Vitamin B12 supplementation can reverse these symptoms, distinguishing it from the irreversible progression of ALS.

Post-polio syndrome can mimic ALS, leading to muscle weakness and fatigue. A history of prior polio infection and electromyography (EMG) findings help differentiate it from ALS.

Unlike ALS, the weakness in post-polio syndrome is generally stable, and management involves rehabilitation strategies to improve function.

Spinal cord compression (myelopathy) or a pinched nerve (radiculopathy), particularly in the neck or lower back, can also cause symptoms similar to ALS. They can also present similar findings on certain diagnostic tests, like EMG.

In addition to motor symptoms, radiculopathy also causes sensory loss and neuropathic pain — symptoms not commonly seen in ALS. Also, in contrast to ALS, myelopathy can cause severe neck pain and loss of control of your anal sphincter.

Doctors use a combination of clinical evaluations to assess your medical history and symptoms, looking for signs characteristic of ALS. They can also use diagnostic tests to either confirm or rule out ALS, including:

  • EMG and nerve conduction studies: These tests measure electrical activity in muscles and nerves. In ALS, EMG often shows signs of muscle denervation and twitching.
  • MRI and CT scans: Imaging studies can help doctors rule out other diseases that mimic ALS. While they can’t confirm ALS, they can indicate muscle atrophy or structural abnormalities.
  • Blood tests: Doctors use blood tests to rule out conditions with similar symptoms, such as thyroid disorders or infections. ALS itself doesn’t have specific blood markers.
  • Genetic testing: A doctor may recommend genetic testing to identify known ALS-associated genetic mutations in familial cases.

Here are some frequently asked questions about diseases that mimic ALS.

How often is ALS misdiagnosed?

ALS is initially misdiagnosed in about 10% of cases, often due to its similarity to other conditions.

How long does it take to diagnose ALS?

Diagnosing ALS can take several months, with an average of 10–16 months from symptom onset to confirmation.

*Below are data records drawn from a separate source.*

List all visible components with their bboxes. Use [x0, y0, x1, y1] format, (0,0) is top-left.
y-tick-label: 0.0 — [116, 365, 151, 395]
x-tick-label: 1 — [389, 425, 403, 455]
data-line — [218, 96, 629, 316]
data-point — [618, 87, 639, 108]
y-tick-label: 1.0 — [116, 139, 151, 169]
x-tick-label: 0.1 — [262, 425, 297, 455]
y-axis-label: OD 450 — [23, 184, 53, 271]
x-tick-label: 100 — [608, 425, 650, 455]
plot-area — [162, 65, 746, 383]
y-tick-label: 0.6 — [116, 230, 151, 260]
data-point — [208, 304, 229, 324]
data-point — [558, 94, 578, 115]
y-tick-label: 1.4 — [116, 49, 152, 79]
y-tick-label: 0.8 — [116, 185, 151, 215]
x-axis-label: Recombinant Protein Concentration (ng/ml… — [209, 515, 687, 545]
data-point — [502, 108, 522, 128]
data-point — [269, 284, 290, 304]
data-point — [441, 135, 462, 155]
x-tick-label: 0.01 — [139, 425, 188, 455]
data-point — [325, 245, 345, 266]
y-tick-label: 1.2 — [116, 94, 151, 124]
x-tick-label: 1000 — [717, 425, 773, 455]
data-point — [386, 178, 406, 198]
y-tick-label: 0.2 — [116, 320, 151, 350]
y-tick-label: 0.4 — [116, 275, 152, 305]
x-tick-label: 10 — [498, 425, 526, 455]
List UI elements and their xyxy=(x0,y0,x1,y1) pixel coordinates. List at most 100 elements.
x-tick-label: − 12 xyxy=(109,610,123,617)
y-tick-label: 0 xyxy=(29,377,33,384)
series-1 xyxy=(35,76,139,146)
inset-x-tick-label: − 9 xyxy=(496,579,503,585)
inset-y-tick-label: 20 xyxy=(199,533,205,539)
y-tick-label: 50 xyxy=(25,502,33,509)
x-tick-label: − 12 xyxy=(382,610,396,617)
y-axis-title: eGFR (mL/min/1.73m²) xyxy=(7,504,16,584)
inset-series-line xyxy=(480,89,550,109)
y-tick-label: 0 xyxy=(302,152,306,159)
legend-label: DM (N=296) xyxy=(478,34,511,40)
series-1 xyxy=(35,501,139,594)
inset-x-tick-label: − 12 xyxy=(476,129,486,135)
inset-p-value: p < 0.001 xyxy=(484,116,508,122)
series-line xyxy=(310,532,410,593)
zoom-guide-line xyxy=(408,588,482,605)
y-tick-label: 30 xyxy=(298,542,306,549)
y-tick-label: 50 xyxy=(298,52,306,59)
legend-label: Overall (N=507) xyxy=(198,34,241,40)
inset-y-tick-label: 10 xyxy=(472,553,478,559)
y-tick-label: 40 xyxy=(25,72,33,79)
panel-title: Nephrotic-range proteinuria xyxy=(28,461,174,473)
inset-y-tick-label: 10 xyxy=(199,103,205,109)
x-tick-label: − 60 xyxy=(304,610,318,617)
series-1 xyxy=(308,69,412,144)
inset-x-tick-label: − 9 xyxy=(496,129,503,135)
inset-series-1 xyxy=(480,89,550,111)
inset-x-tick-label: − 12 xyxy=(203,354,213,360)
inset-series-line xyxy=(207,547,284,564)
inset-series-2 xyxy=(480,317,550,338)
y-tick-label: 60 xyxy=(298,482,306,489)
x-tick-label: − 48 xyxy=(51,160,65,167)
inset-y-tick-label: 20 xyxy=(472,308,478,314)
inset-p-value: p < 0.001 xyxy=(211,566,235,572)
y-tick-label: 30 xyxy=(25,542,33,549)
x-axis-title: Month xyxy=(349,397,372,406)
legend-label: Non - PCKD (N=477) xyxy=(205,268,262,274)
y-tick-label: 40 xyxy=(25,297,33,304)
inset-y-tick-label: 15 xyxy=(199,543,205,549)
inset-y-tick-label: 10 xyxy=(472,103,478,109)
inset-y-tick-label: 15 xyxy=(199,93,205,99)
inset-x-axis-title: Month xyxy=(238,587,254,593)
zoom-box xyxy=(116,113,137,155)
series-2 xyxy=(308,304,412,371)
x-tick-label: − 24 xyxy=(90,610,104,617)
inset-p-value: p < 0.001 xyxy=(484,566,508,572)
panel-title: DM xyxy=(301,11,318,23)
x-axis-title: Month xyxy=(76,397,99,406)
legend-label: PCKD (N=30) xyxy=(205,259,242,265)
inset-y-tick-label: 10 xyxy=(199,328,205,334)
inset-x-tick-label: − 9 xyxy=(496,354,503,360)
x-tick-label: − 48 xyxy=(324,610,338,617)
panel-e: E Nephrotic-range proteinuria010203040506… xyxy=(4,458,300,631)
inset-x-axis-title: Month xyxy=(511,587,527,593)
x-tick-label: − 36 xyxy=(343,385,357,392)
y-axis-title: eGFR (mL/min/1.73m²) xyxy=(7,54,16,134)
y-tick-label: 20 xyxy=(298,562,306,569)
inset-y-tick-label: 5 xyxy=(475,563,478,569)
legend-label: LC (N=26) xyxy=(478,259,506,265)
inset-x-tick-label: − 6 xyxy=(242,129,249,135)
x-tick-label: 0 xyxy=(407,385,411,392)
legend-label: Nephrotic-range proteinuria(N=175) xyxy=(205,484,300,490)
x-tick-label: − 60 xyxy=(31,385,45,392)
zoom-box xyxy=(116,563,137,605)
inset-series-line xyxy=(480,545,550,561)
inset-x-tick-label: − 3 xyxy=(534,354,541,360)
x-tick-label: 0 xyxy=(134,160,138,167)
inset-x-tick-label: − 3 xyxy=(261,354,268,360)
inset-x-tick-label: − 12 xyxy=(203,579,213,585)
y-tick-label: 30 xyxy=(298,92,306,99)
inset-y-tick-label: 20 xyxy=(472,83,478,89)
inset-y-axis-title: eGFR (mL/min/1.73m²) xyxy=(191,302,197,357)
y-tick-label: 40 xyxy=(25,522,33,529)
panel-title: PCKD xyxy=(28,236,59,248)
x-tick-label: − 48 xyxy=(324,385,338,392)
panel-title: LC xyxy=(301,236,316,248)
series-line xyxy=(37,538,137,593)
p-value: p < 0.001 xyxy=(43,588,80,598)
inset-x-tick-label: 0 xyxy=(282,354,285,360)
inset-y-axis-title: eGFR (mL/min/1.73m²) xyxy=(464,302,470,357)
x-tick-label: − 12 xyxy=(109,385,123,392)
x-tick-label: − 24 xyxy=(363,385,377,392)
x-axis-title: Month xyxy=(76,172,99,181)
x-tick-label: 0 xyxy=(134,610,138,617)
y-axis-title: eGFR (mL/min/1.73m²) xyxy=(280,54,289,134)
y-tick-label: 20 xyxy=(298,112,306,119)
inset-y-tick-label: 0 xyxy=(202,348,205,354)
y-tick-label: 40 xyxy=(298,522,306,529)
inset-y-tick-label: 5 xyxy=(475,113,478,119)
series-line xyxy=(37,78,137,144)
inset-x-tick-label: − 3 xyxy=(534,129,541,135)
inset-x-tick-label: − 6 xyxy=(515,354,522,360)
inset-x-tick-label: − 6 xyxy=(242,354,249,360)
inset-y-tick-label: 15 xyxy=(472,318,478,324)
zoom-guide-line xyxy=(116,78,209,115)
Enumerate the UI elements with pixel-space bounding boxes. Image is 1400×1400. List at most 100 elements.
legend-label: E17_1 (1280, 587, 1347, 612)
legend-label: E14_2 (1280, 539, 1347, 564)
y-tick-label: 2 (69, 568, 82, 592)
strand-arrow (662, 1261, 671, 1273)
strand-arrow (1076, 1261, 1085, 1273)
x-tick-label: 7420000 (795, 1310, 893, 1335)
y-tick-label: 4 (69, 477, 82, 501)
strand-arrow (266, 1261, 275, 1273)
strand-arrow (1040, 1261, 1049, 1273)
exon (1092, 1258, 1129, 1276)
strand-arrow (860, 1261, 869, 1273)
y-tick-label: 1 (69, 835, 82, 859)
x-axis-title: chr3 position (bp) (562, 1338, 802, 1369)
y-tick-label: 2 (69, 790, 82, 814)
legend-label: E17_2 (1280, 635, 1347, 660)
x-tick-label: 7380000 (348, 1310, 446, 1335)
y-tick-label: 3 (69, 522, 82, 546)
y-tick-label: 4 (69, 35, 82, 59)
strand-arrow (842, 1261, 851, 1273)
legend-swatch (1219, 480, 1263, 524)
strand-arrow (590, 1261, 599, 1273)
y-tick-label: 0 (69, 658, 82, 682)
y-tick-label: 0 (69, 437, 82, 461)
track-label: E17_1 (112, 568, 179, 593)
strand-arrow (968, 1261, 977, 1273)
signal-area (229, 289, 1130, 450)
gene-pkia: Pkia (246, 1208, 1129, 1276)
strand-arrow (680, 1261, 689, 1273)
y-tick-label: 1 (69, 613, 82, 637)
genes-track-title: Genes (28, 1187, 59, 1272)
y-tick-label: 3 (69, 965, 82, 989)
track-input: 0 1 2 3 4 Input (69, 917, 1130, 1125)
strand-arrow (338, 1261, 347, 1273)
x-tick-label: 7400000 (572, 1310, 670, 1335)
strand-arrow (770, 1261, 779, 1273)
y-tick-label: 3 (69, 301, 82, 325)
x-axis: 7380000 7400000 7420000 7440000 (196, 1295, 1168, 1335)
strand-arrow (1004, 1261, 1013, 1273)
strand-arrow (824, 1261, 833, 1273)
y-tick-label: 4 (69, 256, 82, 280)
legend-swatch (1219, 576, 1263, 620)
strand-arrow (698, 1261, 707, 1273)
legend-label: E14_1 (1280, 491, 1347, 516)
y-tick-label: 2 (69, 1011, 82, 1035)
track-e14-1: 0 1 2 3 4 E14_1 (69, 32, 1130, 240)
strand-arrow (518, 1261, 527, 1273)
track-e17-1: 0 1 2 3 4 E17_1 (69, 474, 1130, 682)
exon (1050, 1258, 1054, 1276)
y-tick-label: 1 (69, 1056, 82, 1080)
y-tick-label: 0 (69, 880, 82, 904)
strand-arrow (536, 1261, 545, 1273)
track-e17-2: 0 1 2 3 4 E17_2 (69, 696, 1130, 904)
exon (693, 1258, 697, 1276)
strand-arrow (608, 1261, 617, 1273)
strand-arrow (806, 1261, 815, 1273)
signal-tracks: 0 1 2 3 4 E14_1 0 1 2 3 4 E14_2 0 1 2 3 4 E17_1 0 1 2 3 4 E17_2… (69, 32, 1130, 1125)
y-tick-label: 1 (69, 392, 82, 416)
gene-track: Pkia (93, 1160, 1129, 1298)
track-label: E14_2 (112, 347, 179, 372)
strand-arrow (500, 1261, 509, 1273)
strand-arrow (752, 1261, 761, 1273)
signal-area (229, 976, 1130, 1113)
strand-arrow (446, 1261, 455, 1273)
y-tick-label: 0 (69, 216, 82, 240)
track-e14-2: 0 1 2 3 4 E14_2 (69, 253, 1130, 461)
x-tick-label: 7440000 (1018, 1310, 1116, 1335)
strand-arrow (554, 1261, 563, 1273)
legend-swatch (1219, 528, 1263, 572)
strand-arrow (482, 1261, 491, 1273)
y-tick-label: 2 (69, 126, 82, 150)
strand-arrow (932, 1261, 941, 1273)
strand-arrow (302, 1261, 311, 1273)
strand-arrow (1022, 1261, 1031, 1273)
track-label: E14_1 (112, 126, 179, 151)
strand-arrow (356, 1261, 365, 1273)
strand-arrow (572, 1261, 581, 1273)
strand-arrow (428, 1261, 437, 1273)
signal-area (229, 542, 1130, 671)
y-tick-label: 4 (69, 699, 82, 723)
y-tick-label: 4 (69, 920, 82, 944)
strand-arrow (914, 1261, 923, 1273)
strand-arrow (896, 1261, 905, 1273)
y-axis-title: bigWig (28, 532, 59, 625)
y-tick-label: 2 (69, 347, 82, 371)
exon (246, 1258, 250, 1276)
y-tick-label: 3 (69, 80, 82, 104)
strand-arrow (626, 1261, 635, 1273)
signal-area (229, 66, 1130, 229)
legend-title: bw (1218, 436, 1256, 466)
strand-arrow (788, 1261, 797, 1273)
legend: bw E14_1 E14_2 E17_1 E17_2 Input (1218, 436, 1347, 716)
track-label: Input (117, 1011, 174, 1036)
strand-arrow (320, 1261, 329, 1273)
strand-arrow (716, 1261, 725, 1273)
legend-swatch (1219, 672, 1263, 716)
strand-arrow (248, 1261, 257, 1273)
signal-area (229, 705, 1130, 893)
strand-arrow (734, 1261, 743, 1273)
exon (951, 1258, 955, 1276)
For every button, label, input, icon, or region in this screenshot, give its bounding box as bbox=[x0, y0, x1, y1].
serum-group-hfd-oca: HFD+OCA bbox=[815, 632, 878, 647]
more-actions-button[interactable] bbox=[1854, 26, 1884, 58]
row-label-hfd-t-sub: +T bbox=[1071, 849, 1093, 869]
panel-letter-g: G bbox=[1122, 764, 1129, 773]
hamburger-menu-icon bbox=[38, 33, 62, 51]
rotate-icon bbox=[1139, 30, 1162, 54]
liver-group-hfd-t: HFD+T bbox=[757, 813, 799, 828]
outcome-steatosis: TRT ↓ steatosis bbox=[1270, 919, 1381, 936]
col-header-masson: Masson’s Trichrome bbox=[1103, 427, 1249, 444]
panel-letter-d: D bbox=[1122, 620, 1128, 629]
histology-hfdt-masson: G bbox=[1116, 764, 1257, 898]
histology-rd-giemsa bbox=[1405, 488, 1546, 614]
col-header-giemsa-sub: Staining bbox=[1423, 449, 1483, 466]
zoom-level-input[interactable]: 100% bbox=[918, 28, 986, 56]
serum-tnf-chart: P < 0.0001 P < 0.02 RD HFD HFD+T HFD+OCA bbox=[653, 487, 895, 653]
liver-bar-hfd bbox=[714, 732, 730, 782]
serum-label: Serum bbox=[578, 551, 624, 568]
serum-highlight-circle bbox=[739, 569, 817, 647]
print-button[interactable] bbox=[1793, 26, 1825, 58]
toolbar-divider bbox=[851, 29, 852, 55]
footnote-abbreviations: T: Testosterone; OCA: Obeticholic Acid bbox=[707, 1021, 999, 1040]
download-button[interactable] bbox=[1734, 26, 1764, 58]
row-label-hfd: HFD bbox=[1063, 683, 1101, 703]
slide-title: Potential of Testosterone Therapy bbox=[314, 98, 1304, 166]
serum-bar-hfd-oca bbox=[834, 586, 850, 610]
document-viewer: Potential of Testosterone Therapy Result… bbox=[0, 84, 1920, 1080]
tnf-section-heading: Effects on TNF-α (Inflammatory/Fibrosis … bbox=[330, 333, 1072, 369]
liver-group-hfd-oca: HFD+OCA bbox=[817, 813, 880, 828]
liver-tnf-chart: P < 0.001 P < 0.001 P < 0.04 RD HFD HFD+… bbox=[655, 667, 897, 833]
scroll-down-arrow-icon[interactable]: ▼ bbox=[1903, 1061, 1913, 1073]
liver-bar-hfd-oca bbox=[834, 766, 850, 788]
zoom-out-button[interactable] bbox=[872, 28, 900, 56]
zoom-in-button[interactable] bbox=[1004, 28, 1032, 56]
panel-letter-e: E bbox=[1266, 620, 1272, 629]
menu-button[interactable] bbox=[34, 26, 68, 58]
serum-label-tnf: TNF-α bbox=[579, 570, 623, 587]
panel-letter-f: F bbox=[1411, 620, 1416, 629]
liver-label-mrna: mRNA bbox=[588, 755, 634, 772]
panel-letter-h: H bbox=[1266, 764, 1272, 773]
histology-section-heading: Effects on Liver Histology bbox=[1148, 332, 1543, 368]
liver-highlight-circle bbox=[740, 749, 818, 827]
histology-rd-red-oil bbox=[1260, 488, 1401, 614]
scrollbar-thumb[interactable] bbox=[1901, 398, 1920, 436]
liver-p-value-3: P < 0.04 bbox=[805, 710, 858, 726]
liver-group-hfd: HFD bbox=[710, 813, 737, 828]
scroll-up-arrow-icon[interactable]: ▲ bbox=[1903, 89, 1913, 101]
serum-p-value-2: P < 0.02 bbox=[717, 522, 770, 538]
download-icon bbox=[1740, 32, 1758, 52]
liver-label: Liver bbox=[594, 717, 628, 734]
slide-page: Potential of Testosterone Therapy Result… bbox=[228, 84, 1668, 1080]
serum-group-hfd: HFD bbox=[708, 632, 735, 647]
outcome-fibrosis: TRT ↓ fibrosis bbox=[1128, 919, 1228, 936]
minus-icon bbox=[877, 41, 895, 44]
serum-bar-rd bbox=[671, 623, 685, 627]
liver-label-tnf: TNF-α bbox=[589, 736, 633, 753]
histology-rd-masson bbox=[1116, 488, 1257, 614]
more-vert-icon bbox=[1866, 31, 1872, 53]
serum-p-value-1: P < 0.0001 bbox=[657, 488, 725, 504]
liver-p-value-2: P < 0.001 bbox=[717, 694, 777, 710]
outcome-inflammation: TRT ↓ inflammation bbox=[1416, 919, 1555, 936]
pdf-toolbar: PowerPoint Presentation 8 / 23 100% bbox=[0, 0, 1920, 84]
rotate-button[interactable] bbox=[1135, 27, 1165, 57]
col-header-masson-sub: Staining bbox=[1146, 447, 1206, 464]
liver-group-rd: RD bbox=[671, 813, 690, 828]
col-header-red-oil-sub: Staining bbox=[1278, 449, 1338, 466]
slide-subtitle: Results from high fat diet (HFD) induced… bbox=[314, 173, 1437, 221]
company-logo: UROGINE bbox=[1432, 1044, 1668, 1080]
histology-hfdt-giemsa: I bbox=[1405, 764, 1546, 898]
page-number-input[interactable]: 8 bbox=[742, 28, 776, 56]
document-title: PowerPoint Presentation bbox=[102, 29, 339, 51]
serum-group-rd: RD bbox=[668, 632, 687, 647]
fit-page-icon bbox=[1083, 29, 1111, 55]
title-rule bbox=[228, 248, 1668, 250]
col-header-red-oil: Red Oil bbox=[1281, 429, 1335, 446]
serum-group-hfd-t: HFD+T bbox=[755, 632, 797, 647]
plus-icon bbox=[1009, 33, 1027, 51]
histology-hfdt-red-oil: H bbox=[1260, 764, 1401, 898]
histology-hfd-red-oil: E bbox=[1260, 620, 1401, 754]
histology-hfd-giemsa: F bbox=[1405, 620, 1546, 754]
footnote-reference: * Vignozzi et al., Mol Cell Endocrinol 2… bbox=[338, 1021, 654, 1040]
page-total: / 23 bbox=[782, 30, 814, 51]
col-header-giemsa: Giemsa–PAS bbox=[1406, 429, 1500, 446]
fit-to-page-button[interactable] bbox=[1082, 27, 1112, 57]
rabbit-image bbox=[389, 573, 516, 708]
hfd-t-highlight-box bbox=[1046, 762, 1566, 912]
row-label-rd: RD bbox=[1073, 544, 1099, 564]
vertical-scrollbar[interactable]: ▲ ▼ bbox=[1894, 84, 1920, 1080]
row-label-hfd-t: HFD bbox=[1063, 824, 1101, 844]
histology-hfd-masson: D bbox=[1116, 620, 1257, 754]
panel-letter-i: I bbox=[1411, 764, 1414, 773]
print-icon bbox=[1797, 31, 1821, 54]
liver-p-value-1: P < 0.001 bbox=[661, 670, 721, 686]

What is the tongue test for ALS?

The tongue test is not a formal diagnostic test for ALS. Doctors assess tongue weakness as part of the clinical examination to evaluate motor neuron dysfunction.

Tongue fasciculation (twitching) may be an early sign of ALS. But ALS isn’t the only cause of tongue fasciculation.

Several disorders share similar symptoms with ALS, such as muscle weakness, twitching, and atrophy. Common mimics of ALs include MG, MS, and other motor neuron diseases.

Doctors use a combination of clinical evaluation, specialized tests, and exclusion criteria to distinguish ALS from diseases that mimic it. Seeing a doctor early about concerning symptoms can help start the often lengthy diagnostic process sooner.